PRIVATE EDUCATION LOAN APPLICANT SELF-CERTICATION FORM AND FAU COST OF ATTENDANCE.

Due the enactment of new regulations (Title X - Private Student Loan Transparency and Improvement Act of 2008), a student applying for a private educational loan is required to complete the Private Education Loan Applicant Self-Certification Form. This form must be submitted directly to the lender. To complete this form, information regarding FAU cost of attendance must be provided. Information regarding the total cost of attendance at FAU can be found here.

SOME FACTORS TO BE CONSIDERED WHEN COMPARING PRIVATE LOAN PRODUCTS
  • Focus on the APR.
  • Have an idea of what rate you will qualify for BEFORE you apply.
  • Ask about interest capitalization
  • Ask about borrower benefits
  • Compare rates from different lenders

REMEMBER TO ONLY BORROW WHAT YOU NEED!

Short Term Advance

Click here to review the Terms and Conditions.

A University monetary advance available to degree-seeking students enrolled at least half-time at FAU for assistance with purchasing textbooks, emergency funds relating to educational expenses and unanticipated living expenses until the disbursement of financial aid.
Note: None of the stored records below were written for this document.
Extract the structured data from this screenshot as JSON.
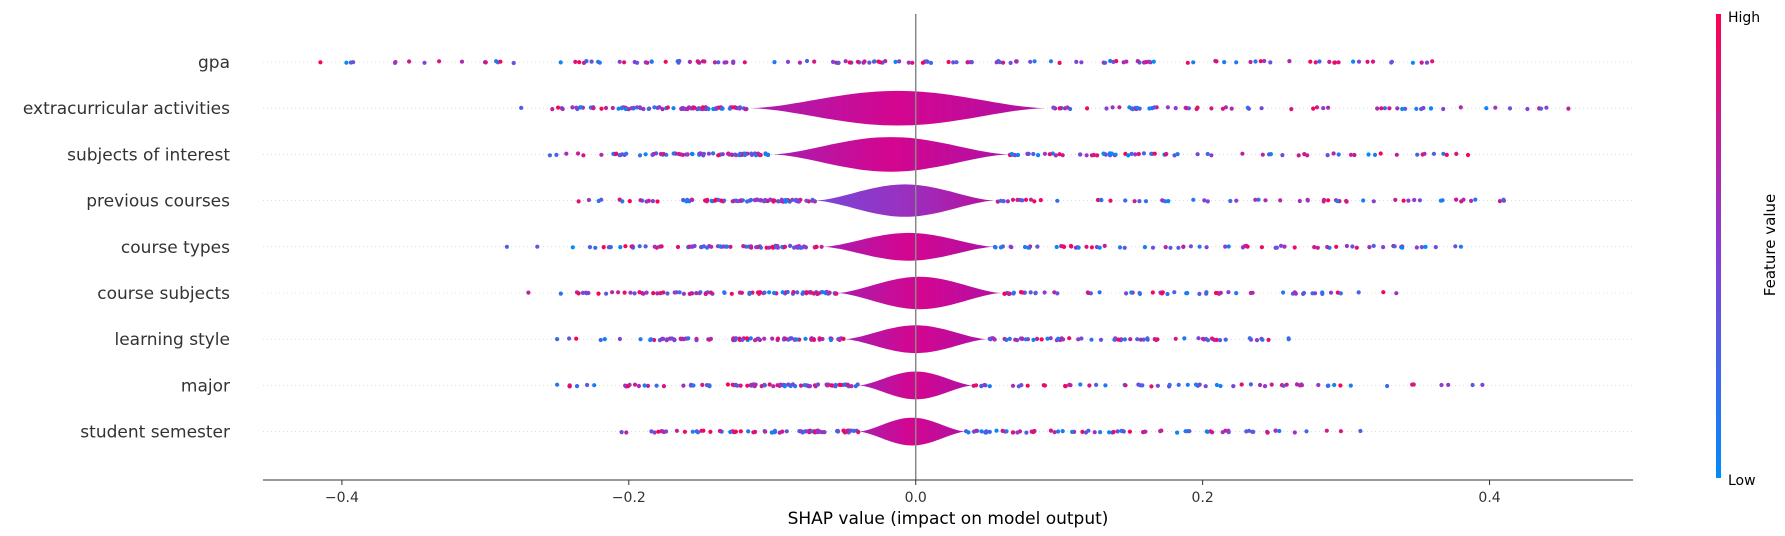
{
  "chart_data": {
    "type": "scatter",
    "subtype": "shap-violin-summary",
    "title": "",
    "xlabel": "SHAP value (impact on model output)",
    "xlim": [
      -0.455,
      0.5
    ],
    "xticks": [
      -0.4,
      -0.2,
      0.0,
      0.2,
      0.4
    ],
    "xtick_labels": [
      "−0.4",
      "−0.2",
      "0.0",
      "0.2",
      "0.4"
    ],
    "zero_line": true,
    "grid": false,
    "colorbar": {
      "title": "Feature value",
      "high_label": "High",
      "low_label": "Low",
      "low_color": "#008bfb",
      "high_color": "#ff0052",
      "placement": "right"
    },
    "features": [
      {
        "name": "gpa",
        "spread": [
          -0.415,
          0.36
        ],
        "body": [
          0,
          0
        ],
        "violin_height": 0.05
      },
      {
        "name": "extracurricular activities",
        "spread": [
          -0.275,
          0.455
        ],
        "body": [
          -0.115,
          0.09
        ],
        "violin_height": 0.75
      },
      {
        "name": "subjects of interest",
        "spread": [
          -0.255,
          0.385
        ],
        "body": [
          -0.1,
          0.065
        ],
        "violin_height": 0.75
      },
      {
        "name": "previous courses",
        "spread": [
          -0.235,
          0.41
        ],
        "body": [
          -0.07,
          0.055
        ],
        "violin_height": 0.7
      },
      {
        "name": "course types",
        "spread": [
          -0.285,
          0.38
        ],
        "body": [
          -0.065,
          0.055
        ],
        "violin_height": 0.6
      },
      {
        "name": "course subjects",
        "spread": [
          -0.27,
          0.335
        ],
        "body": [
          -0.055,
          0.06
        ],
        "violin_height": 0.7
      },
      {
        "name": "learning style",
        "spread": [
          -0.25,
          0.26
        ],
        "body": [
          -0.05,
          0.05
        ],
        "violin_height": 0.6
      },
      {
        "name": "major",
        "spread": [
          -0.25,
          0.395
        ],
        "body": [
          -0.04,
          0.04
        ],
        "violin_height": 0.6
      },
      {
        "name": "student semester",
        "spread": [
          -0.205,
          0.31
        ],
        "body": [
          -0.04,
          0.035
        ],
        "violin_height": 0.6
      }
    ]
  }
}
Keep in mind that the Short Term Advance is NOT a source to assist with paying your tuition and other related fees.

Maximum loan amount is $750 with a non-refundable processing of $7.50 assessed. Students must meet additional eligibility criteria.

To access the online Short Term Advance Application:

  1. Log on to MyFAU
  2. Click on the "Money Matters!" tab
  3. Click on the "Short Term Advance Application" link

To determine if your Short Term Advance has been received/approved:

  1. Log on to MyFAU
  2. Click on the "Money Matters!" tab
  3. Click on the "View My Financial Aid Information" link
  4. Click on the "Short Term Advance Status" link (For Informational Purposes ONLY)

NOTE:  Remember the first disbursement of the Short Term Advance will occur approximately at least three (3) BUSINESS days before the start of each semester, if the student meets all eligibility criteria (date is subject to change without notice).